In 2017 we wrote about how Artificial Intelligence (AI) can benefit and enhance Robotic Process Automation (RPA), and earlier this year we looked at some ways that AI can help with the actual implementation of RPA. It’s clear that AI has a big part to play in the success of RPA (in what people are currently calling Intelligent Automation) as well as providing value in its own right. But people generally don’t know how to find AI, how to buy it, and how to deploy it. The good news is that this is getting easier and easier, as the use of AI becomes much more democratised within business.
There are four fundamental ways that businesses can access AI. The first is the simplest and currently the most popular; bringing in a software vendor that has already designed, built and tested a solution. The benefits are clear – the client doesn’t have to learn, or recruit, any specific AI skills and the value is delivered relatively quickly. All that is required is installation (or connection, if it is SaaS) and configuration / training. The tricky bit, of course, is making sure that the vendor’s solution matches your requirements exactly. If it does, you are good to go, but if it doesn’t quite match then you may need to look at other, more tailored, solutions.

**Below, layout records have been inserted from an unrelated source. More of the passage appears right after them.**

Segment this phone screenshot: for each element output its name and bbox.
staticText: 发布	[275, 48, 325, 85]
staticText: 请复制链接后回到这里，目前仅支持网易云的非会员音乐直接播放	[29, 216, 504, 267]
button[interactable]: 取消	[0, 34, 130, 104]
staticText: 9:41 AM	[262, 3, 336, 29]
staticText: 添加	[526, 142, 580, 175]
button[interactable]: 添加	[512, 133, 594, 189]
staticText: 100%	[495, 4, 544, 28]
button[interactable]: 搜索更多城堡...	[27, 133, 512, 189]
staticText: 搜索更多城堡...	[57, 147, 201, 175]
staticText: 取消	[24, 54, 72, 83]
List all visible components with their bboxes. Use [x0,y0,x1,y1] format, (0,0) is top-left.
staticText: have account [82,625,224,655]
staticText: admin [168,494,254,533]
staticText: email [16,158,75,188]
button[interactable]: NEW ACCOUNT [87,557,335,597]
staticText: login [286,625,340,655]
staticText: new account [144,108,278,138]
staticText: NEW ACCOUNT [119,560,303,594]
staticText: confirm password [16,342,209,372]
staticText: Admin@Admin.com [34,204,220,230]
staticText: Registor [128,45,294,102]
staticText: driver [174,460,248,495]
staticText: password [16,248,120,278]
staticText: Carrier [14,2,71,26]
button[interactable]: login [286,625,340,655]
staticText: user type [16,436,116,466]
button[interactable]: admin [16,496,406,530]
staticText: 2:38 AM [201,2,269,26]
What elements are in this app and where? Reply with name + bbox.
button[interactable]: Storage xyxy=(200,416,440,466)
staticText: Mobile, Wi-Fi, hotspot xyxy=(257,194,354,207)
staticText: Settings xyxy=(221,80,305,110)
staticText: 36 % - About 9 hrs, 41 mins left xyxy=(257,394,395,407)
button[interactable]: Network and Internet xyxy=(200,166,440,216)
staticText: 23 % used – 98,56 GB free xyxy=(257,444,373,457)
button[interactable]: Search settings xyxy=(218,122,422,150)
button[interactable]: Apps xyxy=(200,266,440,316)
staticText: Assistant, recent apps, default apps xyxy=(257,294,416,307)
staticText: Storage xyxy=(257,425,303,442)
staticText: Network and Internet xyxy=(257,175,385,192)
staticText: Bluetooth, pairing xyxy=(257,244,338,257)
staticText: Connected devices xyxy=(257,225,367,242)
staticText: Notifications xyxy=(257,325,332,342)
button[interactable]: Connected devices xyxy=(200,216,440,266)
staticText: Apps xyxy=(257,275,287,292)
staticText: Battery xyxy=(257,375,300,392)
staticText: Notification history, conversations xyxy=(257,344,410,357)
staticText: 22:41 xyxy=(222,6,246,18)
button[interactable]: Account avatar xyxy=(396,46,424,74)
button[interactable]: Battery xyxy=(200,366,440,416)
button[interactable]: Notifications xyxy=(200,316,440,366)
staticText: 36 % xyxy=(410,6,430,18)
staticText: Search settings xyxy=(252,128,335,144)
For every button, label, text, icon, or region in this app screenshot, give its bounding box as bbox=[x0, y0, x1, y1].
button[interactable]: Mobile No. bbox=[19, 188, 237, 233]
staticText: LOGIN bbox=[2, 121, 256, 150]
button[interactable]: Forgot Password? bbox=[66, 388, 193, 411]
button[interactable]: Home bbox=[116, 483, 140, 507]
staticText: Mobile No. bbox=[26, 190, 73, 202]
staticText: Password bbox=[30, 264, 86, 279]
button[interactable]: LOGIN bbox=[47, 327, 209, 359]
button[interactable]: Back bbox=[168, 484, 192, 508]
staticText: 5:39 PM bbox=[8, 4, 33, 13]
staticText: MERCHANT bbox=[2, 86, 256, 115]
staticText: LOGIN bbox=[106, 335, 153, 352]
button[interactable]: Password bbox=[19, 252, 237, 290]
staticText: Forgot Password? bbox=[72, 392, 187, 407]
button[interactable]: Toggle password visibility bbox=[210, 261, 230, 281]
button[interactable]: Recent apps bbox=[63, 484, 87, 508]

At the other end of the scale, there is the competitive-advantage-wielding bespoke solution. This would be when the business has a unique set of data and an idea that no one else has done before. This sort of approach will require AI developers and data scientists, probably from a consultancy and probably very expensive. The prize though, can be very big, with the potential to transform a market or even create a completely new one.
Between these two extremes are a couple of other options, where some distinctiveness is required but where you don’t want to start from a blank sheet of paper. The less-than-optimum version of these two is where you go to your incumbent outsourcing provider and use their in-house AI solutions. This can work, but generally it will be like fitting a square peg in a round hole (and using the provider’s resources to do it with).
Probably the most favourable solution will be to use one of the few AI platforms that have come to market in the last few years. The biggest, and most popular of these, are provided by Google, Amazon, Microsoft and IBM. Each has a range of algorithmic services, such as ‘speech-to-text’, ‘Q&A’ or ‘Face Recognition’, that can be accessed through an API. The client pays a small charge every time the API is called. You will still have to build some software around the algorithms, but this solution provides a good balance between individuality and standardisation.
As well as the tech giants’ platform solutions, there are now a few independent vendors, such as Kortical, H20 and Polymatica, that can provide a range of different AI services. Most are focused on the data analytics end of AI, but some include Natural language Processing capability as well. These will be the interesting players to watch over the next year or so.
So, accessing artificial intelligence capability is set to become much simpler with the advent of more and more AI vendors and the new AI platforms. It’s never going to be plug-and-play, and you will likely have to use consultancy advice at some point on the journey, but the ability for businesses to exploit AI alongside their RPA capabilities is now easier than ever.